For students living in Mountainview College, watching others battle their way down the slippery dirt path to Lot W over lunch at the Appalachian Collegiate Center is a favorite winter pass time. But future residents may not get to experience the entertainment if a resolution passed by the Student Assembly last night pans out.
Members of the Student Assembly, faculty and residents of Mountainview College are working together to have the dirt path from the Appalachian Collegiate Center, Mountainview’s dining hall, to the central campus paved.
Although the path is convenient, it can become dangerous to travel depending on weather. A sign reading “For Your Safety Use Sidewalk” reminds students of these dangers.
At Monday’s Assembly meeting, Mountainview College representative Katie Howard authored an ammendment requesting “the SA president to work with administration, Physical Facilities, Mountainview College and others necessary to create a legitimized path.”
The resolution was passed unanimously by the Assembly.
Jordan Stern, the president of the Mountainview College, said the initiative to have the path paved first began last year when a group of students led by Bob Emerson, the faculty master of Mountainview, came together to find a permanent solution to pave the path.

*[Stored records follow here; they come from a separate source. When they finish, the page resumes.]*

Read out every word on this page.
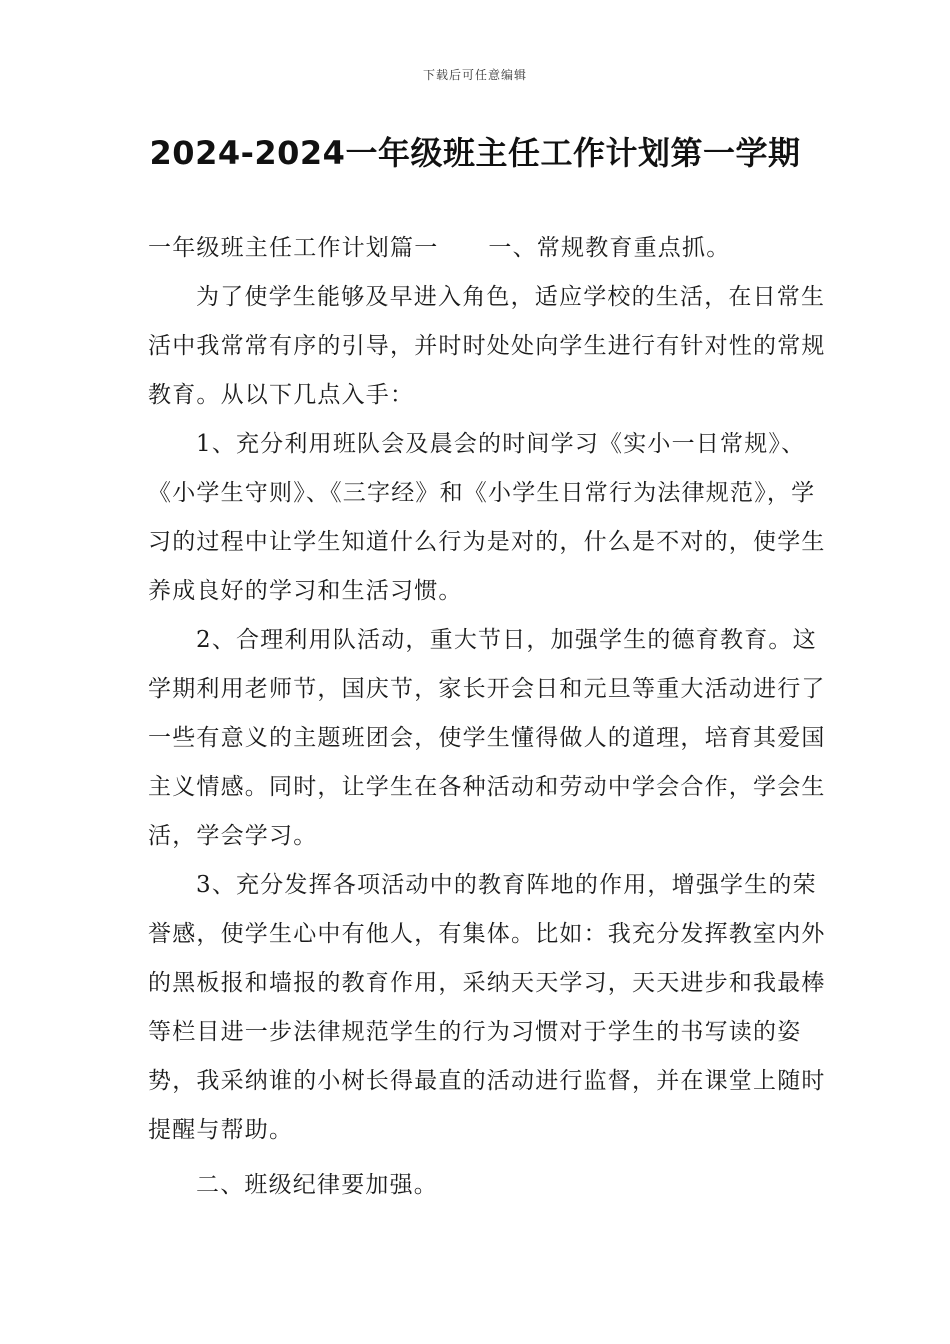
下载后可任意编辑
2024-2024一年级班主任工作计划第一学期

一年级班主任工作计划篇一 一、常规教育重点抓。

为了使学生能够及早进入角色，适应学校的生活，在日常生活中我常常有序的引导，并时时处处向学生进行有针对性的常规教育。从以下几点入手：

1、充分利用班队会及晨会的时间学习《实小一日常规》、《小学生守则》、《三字经》和《小学生日常行为法律规范》，学习的过程中让学生知道什么行为是对的，什么是不对的，使学生养成良好的学习和生活习惯。

2、合理利用队活动，重大节日，加强学生的德育教育。这学期利用老师节，国庆节，家长开会日和元旦等重大活动进行了一些有意义的主题班团会，使学生懂得做人的道理，培育其爱国主义情感。同时，让学生在各种活动和劳动中学会合作，学会生活，学会学习。

3、充分发挥各项活动中的教育阵地的作用，增强学生的荣誉感，使学生心中有他人，有集体。比如：我充分发挥教室内外的黑板报和墙报的教育作用，采纳天天学习，天天进步和我最棒等栏目进一步法律规范学生的行为习惯对于学生的书写读的姿势，我采纳谁的小树长得最直的活动进行监督，并在课堂上随时提醒与帮助。

二、班级纪律要加强。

To determine the daily traffic of the path, the group surveyed 309 Mountainview residents.
According to Stern, the results showed that 90 percent of those students use the path on a daily basis.
Another survey found an average of 85 students walked up and down the path.

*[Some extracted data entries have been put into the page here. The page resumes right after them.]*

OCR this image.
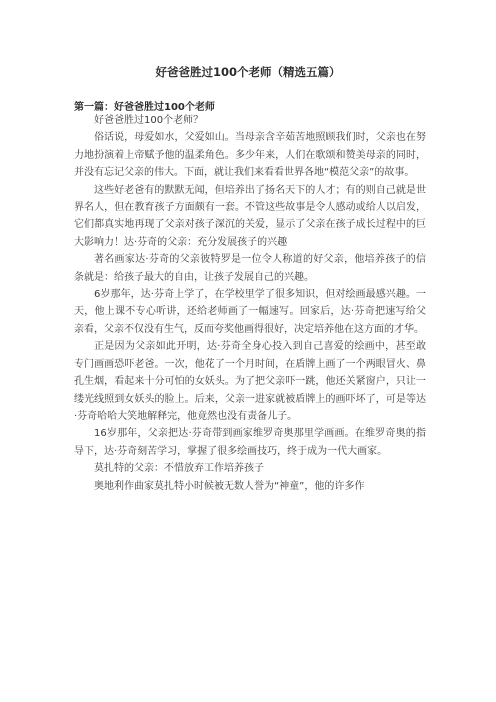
好爸爸胜过100个老师（精选五篇）
第一篇：好爸爸胜过100个老师

好爸爸胜过100个老师？

俗话说，母爱如水，父爱如山。当母亲含辛茹苦地照顾我们时，父亲也在努力地扮演着上帝赋予他的温柔角色。多少年来，人们在歌颂和赞美母亲的同时，并没有忘记父亲的伟大。下面，就让我们来看看世界各地“模范父亲”的故事。

这些好老爸有的默默无闻，但培养出了扬名天下的人才；有的则自己就是世界名人，但在教育孩子方面颇有一套。不管这些故事是令人感动或给人以启发，它们都真实地再现了父亲对孩子深沉的关爱，显示了父亲在孩子成长过程中的巨大影响力！达·芬奇的父亲：充分发展孩子的兴趣

著名画家达·芬奇的父亲彼特罗是一位令人称道的好父亲，他培养孩子的信条就是：给孩子最大的自由，让孩子发展自己的兴趣。

6岁那年，达·芬奇上学了，在学校里学了很多知识，但对绘画最感兴趣。一天，他上课不专心听讲，还给老师画了一幅速写。回家后，达·芬奇把速写给父亲看，父亲不仅没有生气，反而夸奖他画得很好，决定培养他在这方面的才华。

正是因为父亲如此开明，达·芬奇全身心投入到自己喜爱的绘画中，甚至敢专门画画恐吓老爸。一次，他花了一个月时间，在盾牌上画了一个两眼冒火、鼻孔生烟，看起来十分可怕的女妖头。为了把父亲吓一跳，他还关紧窗户，只让一缕光线照到女妖头的脸上。后来，父亲一进家就被盾牌上的画吓坏了，可是等达·芬奇哈哈大笑地解释完，他竟然也没有责备儿子。

16岁那年，父亲把达·芬奇带到画家维罗奇奥那里学画画。在维罗奇奥的指导下，达·芬奇刻苦学习，掌握了很多绘画技巧，终于成为一代大画家。

莫扎特的父亲：不惜放弃工作培养孩子

奥地利作曲家莫扎特小时候被无数人誉为“神童”，他的许多作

The group came up with four solutions, according to Stern, including a stairway along the path that would lead to Lot W on campus, as well as an elevated pathway that touches the corner of the Hinman co-recreational field.
According to Paul Moore, president of Mountainview College’s Hunter Hall, a town hall style meeting between hall government leaders, Physical Facilities representatives and students is scheduled for 9 p.m. today in Appalachin College Center room 111, where solutions for the path will be discussed.
Twice over the past two years, administration has arranged for a fence to be erected at the top of the path, blocking the route from students. But each time the students have torn the fence down.
According to Student Association President Adam Amit, the path should be paved because of safety concerns, including the conditions of the path during harsh weather conditions like rain, snow and ice, as well as the risk of the path’s steep inclination.
Students in Mountainview and those who generally use the path are, according to Amit, “looking for a complete and final answer — a paved, safe and easily accessible path.”
He added that some administrative officials and students have recently met to discuss the possibilities of having the path paved.
Miles Merwin, a junior psychobiology major, created a Facebook group called “People who like to watch people fall down the Mountain View Shortcut,” which currently has 143 members.
“Honestly, I started the group because I think it’s hilarious to watch people attempt the path,” Merwin said. “Almost everyone in Moutainview has faced that path at least once in the winter, and even if we’ve fallen, we still go back.”
Merwin also said he thinks the dirt path is the clearest, shortest way to get to campus for Mountainview students, which is probably why it is used so often.
Other students expressed similar sentiments.
“As it gets cold outside the path becomes really hard to use, but everyone uses it anyway,” said Nil-Marie Perez, a senior journalism exchange student.